"I—I think not," he answered. "I should like you to meet her very much. She will be coming to London soon, and I know that she will be interested in our new scheme if it comes to anything. We will take her down and give her a few practical lessons in philanthropy."

"Will she be interested?" Mary asked.

"Immensely," he answered, with confidence. "Lady Caroom is an awfully good sort, too."

Mary remembered the well-bred insolence of Lady Caroom's stare, the contemplative incredulity which found militant expression in her beautiful eyes and shapely curving lips, and for a moment half closed her eyes.

"Ah, well," she said, "that afternoon was rather a terrible one to me.
Let us talk of something else."

He was profuse at once in apologies for his own thoughtlessness. But she checked him almost at the outset.

"It is I who am to blame for an unusual weakness," she said. "Let us both forget it.
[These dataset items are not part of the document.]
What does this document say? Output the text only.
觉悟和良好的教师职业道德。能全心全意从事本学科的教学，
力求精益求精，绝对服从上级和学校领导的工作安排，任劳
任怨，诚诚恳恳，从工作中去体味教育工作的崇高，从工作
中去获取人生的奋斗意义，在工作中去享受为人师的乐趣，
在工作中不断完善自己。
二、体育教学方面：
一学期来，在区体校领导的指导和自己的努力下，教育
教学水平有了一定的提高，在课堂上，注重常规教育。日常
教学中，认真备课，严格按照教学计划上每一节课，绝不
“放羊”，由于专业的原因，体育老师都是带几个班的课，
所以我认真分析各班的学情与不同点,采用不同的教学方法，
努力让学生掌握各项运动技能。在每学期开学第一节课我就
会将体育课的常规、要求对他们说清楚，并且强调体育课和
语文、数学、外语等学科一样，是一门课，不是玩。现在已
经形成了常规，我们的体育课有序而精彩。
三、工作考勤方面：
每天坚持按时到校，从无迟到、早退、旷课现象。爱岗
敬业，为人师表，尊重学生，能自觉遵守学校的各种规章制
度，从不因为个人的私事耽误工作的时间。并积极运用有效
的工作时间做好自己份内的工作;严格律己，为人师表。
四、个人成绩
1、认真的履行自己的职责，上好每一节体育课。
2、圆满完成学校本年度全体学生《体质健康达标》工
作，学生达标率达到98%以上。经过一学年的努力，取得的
And don't you find this place hot? Let us get outside and walk."

They found a soft misty rain falling. The commissionaire called a hansom. She moved her skirts to make room for him.

"I am going down to Stepney to see a man who I think will be interested in my scheme," he said. "When may I come down again and have tea with you?"

"Any afternoon, if you will drop me a line the night before," she said, "but I am not very likely to be out, in any case. Thank you so much for my dinner. My aunt seemed to think that I was coming to London to starve. I think I feel fairly safe this evening, at any rate."